KKCG's business activities comprise lotteries and gambling, energy, information technology, and investments. Its member companies include Allwyn, MND, ARICOMA Group, KKCG Real Estate Group, Springtide Ventures venture capital fund, and others. As of 2022, KKCG operated in 33 countries.

In 2012, KKCG became the sole owner of the largest Czech lottery company Sazka, which later served as the cornerstone for the establishment of Europe's gambling conglomerate, the Sazka Group. In 2021, Sazka Group's parent, Sazka Entertainment, rebranded to Allwyn. Allwyn's portfolio includes Camelot UK, Camelot US (operators of the Illinois State Lottery), Opap (Greece and Cyprus), Casag (Austria), Sazka (Czech Republic), and Lottoitalia (Italy).

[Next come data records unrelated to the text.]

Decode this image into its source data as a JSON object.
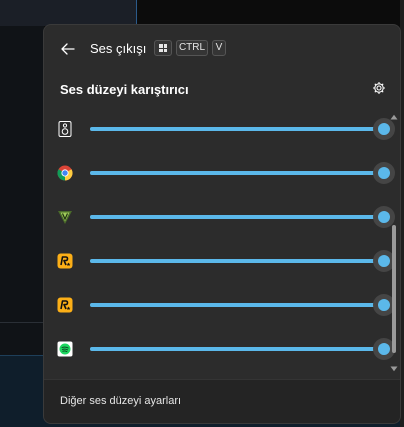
{
  "header": {
    "title": "Ses çıkışı",
    "shortcut_keys": [
      "CTRL",
      "V"
    ],
    "back_icon": "arrow-left-icon",
    "windows_key_icon": "windows-logo-icon"
  },
  "mixer": {
    "title": "Ses düzeyi karıştırıcı",
    "settings_icon": "gear-icon",
    "accent_color": "#5bb8ea",
    "items": [
      {
        "icon": "speaker-icon",
        "volume": 100
      },
      {
        "icon": "chrome-icon",
        "volume": 100
      },
      {
        "icon": "gta-v-icon",
        "volume": 100
      },
      {
        "icon": "rockstar-icon",
        "volume": 100
      },
      {
        "icon": "rockstar-icon",
        "volume": 100
      },
      {
        "icon": "spotify-icon",
        "volume": 100
      }
    ]
  },
  "footer": {
    "link_label": "Diğer ses düzeyi ayarları"
  }
}
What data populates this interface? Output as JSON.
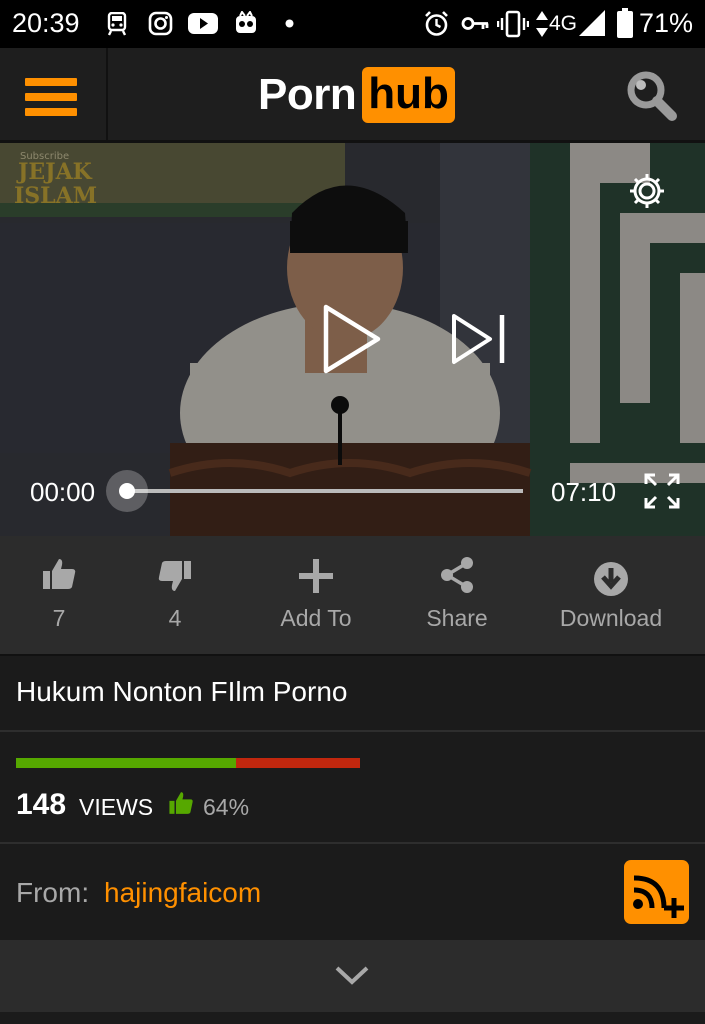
{
  "status_bar": {
    "time": "20:39",
    "network": "4G",
    "battery": "71%",
    "left_icons": [
      "train-icon",
      "instagram-icon",
      "youtube-icon",
      "owl-app-icon",
      "dot-icon"
    ],
    "right_icons": [
      "alarm-icon",
      "key-icon",
      "vibrate-icon",
      "data-arrows-icon",
      "signal-icon",
      "battery-icon"
    ]
  },
  "header": {
    "logo_part1": "Porn",
    "logo_part2": "hub",
    "menu_icon": "hamburger-menu-icon",
    "search_icon": "search-icon",
    "accent": "#ff9000"
  },
  "player": {
    "current_time": "00:00",
    "total_time": "07:10",
    "progress": 0,
    "icons": [
      "settings-icon",
      "play-icon",
      "skip-next-icon",
      "fullscreen-icon"
    ]
  },
  "actions": {
    "like_count": "7",
    "dislike_count": "4",
    "add_to": "Add To",
    "share": "Share",
    "download": "Download"
  },
  "video": {
    "title": "Hukum Nonton FIlm Porno",
    "views_count": "148",
    "views_label": "VIEWS",
    "rating_percent": "64%",
    "rating_fraction": 0.64,
    "colors": {
      "positive": "#56a800",
      "negative": "#c1270e"
    }
  },
  "uploader": {
    "from_label": "From:",
    "name": "hajingfaicom"
  }
}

KKCG has also made investments in information technologies and is active on the real estate market. It has completed various "top rezidence" residential projects in Prague. In June 2021, it finished the Bořislavka Office and Shopping Center in the Prague 6 district.

In 2023, KKCG opened a methanol factory in West Virginia through the company US Methanol, which was founded by KKCG in 2016.

===Wealth===
In 2018, Bloomberg estimated Komárek's worth at $3.3 billion. In 2019, Forbes ranked Komárek in 715th place among the world's billionaires with estimated worth of $3 billion; in 2022, Forbes ranked him in 502nd place with estimated worth of $5.3 billion. Bloomberg values his net worth at US$8.18 billion as of February 2023. His net worth was reported at US$9 billion in 2024 by Forbes, ranking him as 303rd in the world.

==Philanthropy==
Komárek founded the Karel Komárek Family Foundation, which supports the Dvořák Prague International Music Festival, which he co-founded in 2008, and the Proměny Foundation. The Proměny Foundation focuses on the development of public space in the Czech Republic and in particular the reconstruction of parks and school gardens. The Foundation participated, among other things, in the reconstruction of the Park Střed in Most.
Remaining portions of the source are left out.